第二は修養会と真生同盟との事実上の共催という点。主催者名義は「弁栄上人讃仰会」とあるが、古田幸隆、土屋正道、金田昭教の三上人が世話人である。維那を務められた土屋上人は増上寺塔頭観智院の住職で、祖父観道上人が大正10年に提唱され、尊父光道上人に受け継がれて、今は真生同盟とよばれる信仰団体の後継者である。法要の導師土屋光道上人のご法話は、真生同盟・観智院が弁栄上人といかに深い縁で結ばれてきたかを縷々お説きになったという印象である。観道上人が聖者の晩年の在京宿坊として芝学寮多聞室にお迎えして居を共にしたこと、朝鮮、満州の伝道旅行に隨行したこと、などを強調されていた。

筆者は光明園に通うようになってほぼ6年であるが、この間、信仰の源流を共にする2つの信仰活動が、同じ東京の至近にありながら互いの距離は去此遠離、交差交流の記憶はない。会場には聖堂系の方々もあちこちお見受けした。今回の法要が大同を旨とした催しに結実したについては、若くて元気一杯の金田昭教上人のお働きを見失ってはなるまいと思う。

第三の特徴は書と画を併せて百点以上の弁栄上人ご遺墨が展示されたことである。増上寺内別殿の光摂殿大広間が主会場であったが、一部は法要会場にも展示され、荘厳に花を添えた。信仰と美術を兼ねた貴重な文化財であるから、その手配と図録編集には多大の精力が傾注されたにちがいない。讃仰会各位に在京信者の緊密な協力あってのことである。図録はかけがえのないもので手許に具える価値がある。

金田隆栄上人がわざわざ九州からお見えになり開式のご挨拶をされた。「この東京のど真ん中、また弁栄聖者も非常にご縁の深い増上寺の道場で追恩の法要がつとまることは非常に意義深く、また感慨深い。私も九州の地から精一杯この光明主義を発信していく。どうか皆様もこの東京から、関東の地から世界を救うこの光明主義を信奉し実践し、発信していただきたい」と大意このようにお話しされた。また会場の設えにもお褒めの言葉があった。ご本尊阿弥陀仏を背に弁栄上人のご遺影が中央に大きく飾られ、その左右に聖者面授の高足方各七名の遺影が並び、恰も薬師を守る十二神将の如く聖者をお守りしておられた。場内壁面には遺墨が飾られていたことは前述した。参会者はこれら遺墨に画かれた諸仏諸菩薩宗祖上人の護念に守られ、加えて聖者や高弟方のご遺影にも対面しながら、式の進行と共にいやがうえにも感激感銘を深めていったことである。全員のお焼香のあと、古田幸隆上人の手になる米粒名号が一人ひとりに配られたこともありがたいことであった。

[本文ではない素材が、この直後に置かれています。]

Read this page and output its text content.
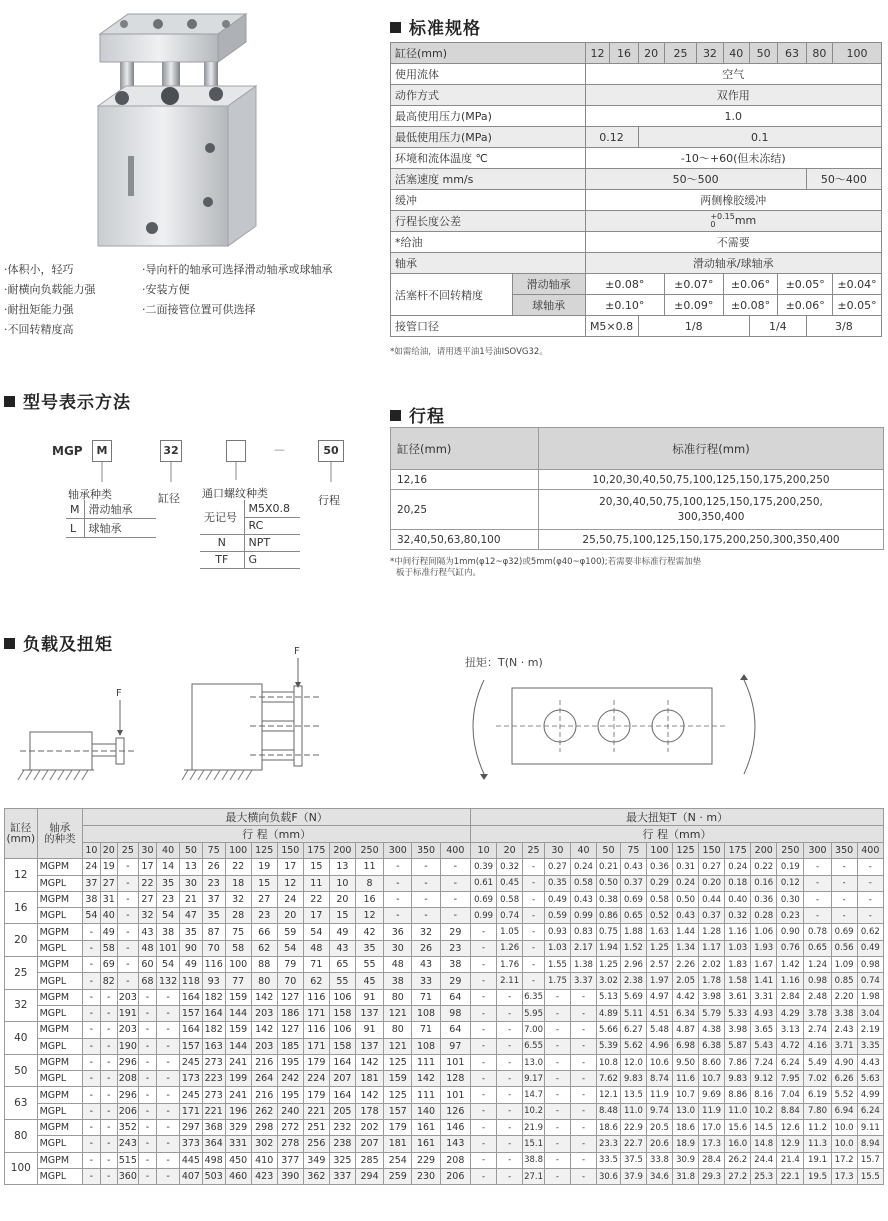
·体积小，轻巧
·耐横向负载能力强
·耐扭矩能力强
·不回转精度高
·导向杆的轴承可选择滑动轴承或球轴承
·安装方便
·二面接管位置可供选择
标准规格
缸径(mm)		12	16	20	25	32	40	50	63	80	100
使用流体		空气									
动作方式		双作用									
最高使用压力(MPa)		1.0									
最低使用压力(MPa)		0.12		0.1							
环境和流体温度 ℃		-10～+60(但未冻结)									
活塞速度 mm/s		50～500								50～400	
缓冲		两侧橡胶缓冲									
行程长度公差		+0.15
0 mm									
*给油		不需要									
轴承		滑动轴承/球轴承									
活塞杆不回转精度	滑动轴承	±0.08°			±0.07°		±0.06°		±0.05°		±0.04°
	球轴承	±0.10°			±0.09°		±0.08°		±0.06°		±0.05°
接管口径		M5×0.8		1/8				1/4		3/8	
*如需给油，请用透平油1号油ISOVG32。
型号表示方法
MGP	M	32	—	50
轴承种类
M	滑动轴承
L	球轴承
缸径 通口螺纹种类
无记号	M5X0.8
	RC
N	NPT
TF	G
行程
行程
缸径(mm)	标准行程(mm)
12,16	10,20,30,40,50,75,100,125,150,175,200,250
20,25	20,30,40,50,75,100,125,150,175,200,250,
300,350,400
32,40,50,63,80,100	25,50,75,100,125,150,175,200,250,300,350,400
*中间行程间隔为1mm(φ12~φ32)或5mm(φ40~φ100);若需要非标准行程需加垫
板于标准行程气缸内。
负载及扭矩
F
F
扭矩：T(N · m)
缸径
(mm)	轴承
的种类	最大横向负载F（N）																最大扭矩T（N · m）															
		行 程（mm）																行 程（mm）															
		10	20	25	30	40	50	75	100	125	150	175	200	250	300	350	400	10	20	25	30	40	50	75	100	125	150	175	200	250	300	350	400
12	MGPM	24	19	-	17	14	13	26	22	19	17	15	13	11	-	-	-	0.39	0.32	-	0.27	0.24	0.21	0.43	0.36	0.31	0.27	0.24	0.22	0.19	-	-	-
	MGPL	37	27	-	22	35	30	23	18	15	12	11	10	8	-	-	-	0.61	0.45	-	0.35	0.58	0.50	0.37	0.29	0.24	0.20	0.18	0.16	0.12	-	-	-
16	MGPM	38	31	-	27	23	21	37	32	27	24	22	20	16	-	-	-	0.69	0.58	-	0.49	0.43	0.38	0.69	0.58	0.50	0.44	0.40	0.36	0.30	-	-	-
	MGPL	54	40	-	32	54	47	35	28	23	20	17	15	12	-	-	-	0.99	0.74	-	0.59	0.99	0.86	0.65	0.52	0.43	0.37	0.32	0.28	0.23	-	-	-
20	MGPM	-	49	-	43	38	35	87	75	66	59	54	49	42	36	32	29	-	1.05	-	0.93	0.83	0.75	1.88	1.63	1.44	1.28	1.16	1.06	0.90	0.78	0.69	0.62
	MGPL	-	58	-	48	101	90	70	58	62	54	48	43	35	30	26	23	-	1.26	-	1.03	2.17	1.94	1.52	1.25	1.34	1.17	1.03	1.93	0.76	0.65	0.56	0.49
25	MGPM	-	69	-	60	54	49	116	100	88	79	71	65	55	48	43	38	-	1.76	-	1.55	1.38	1.25	2.96	2.57	2.26	2.02	1.83	1.67	1.42	1.24	1.09	0.98
	MGPL	-	82	-	68	132	118	93	77	80	70	62	55	45	38	33	29	-	2.11	-	1.75	3.37	3.02	2.38	1.97	2.05	1.78	1.58	1.41	1.16	0.98	0.85	0.74
32	MGPM	-	-	203	-	-	164	182	159	142	127	116	106	91	80	71	64	-	-	6.35	-	-	5.13	5.69	4.97	4.42	3.98	3.61	3.31	2.84	2.48	2.20	1.98
	MGPL	-	-	191	-	-	157	164	144	203	186	171	158	137	121	108	98	-	-	5.95	-	-	4.89	5.11	4.51	6.34	5.79	5.33	4.93	4.29	3.78	3.38	3.04
40	MGPM	-	-	203	-	-	164	182	159	142	127	116	106	91	80	71	64	-	-	7.00	-	-	5.66	6.27	5.48	4.87	4.38	3.98	3.65	3.13	2.74	2.43	2.19
	MGPL	-	-	190	-	-	157	163	144	203	185	171	158	137	121	108	97	-	-	6.55	-	-	5.39	5.62	4.96	6.98	6.38	5.87	5.43	4.72	4.16	3.71	3.35
50	MGPM	-	-	296	-	-	245	273	241	216	195	179	164	142	125	111	101	-	-	13.0	-	-	10.8	12.0	10.6	9.50	8.60	7.86	7.24	6.24	5.49	4.90	4.43
	MGPL	-	-	208	-	-	173	223	199	264	242	224	207	181	159	142	128	-	-	9.17	-	-	7.62	9.83	8.74	11.6	10.7	9.83	9.12	7.95	7.02	6.26	5.63
63	MGPM	-	-	296	-	-	245	273	241	216	195	179	164	142	125	111	101	-	-	14.7	-	-	12.1	13.5	11.9	10.7	9.69	8.86	8.16	7.04	6.19	5.52	4.99
	MGPL	-	-	206	-	-	171	221	196	262	240	221	205	178	157	140	126	-	-	10.2	-	-	8.48	11.0	9.74	13.0	11.9	11.0	10.2	8.84	7.80	6.94	6.24
80	MGPM	-	-	352	-	-	297	368	329	298	272	251	232	202	179	161	146	-	-	21.9	-	-	18.6	22.9	20.5	18.6	17.0	15.6	14.5	12.6	11.2	10.0	9.11
	MGPL	-	-	243	-	-	373	364	331	302	278	256	238	207	181	161	143	-	-	15.1	-	-	23.3	22.7	20.6	18.9	17.3	16.0	14.8	12.9	11.3	10.0	8.94
100	MGPM	-	-	515	-	-	445	498	450	410	377	349	325	285	254	229	208	-	-	38.8	-	-	33.5	37.5	33.8	30.9	28.4	26.2	24.4	21.4	19.1	17.2	15.7
	MGPL	-	-	360	-	-	407	503	460	423	390	362	337	294	259	230	206	-	-	27.1	-	-	30.6	37.9	34.6	31.8	29.3	27.2	25.3	22.1	19.5	17.3	15.5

予定の二時間を越えて閉式に至ったが、光明学園中島保理事長が同学園と光明主義の縁をあらためて強調された。次いで関東支部長田代直秀氏が「本日の法要には本当に感激した、次の百回忌にもこの足で立てるように是非とも念仏に精進してまいりたい」と力強く結ばれ、参集者の共感に包まれていた。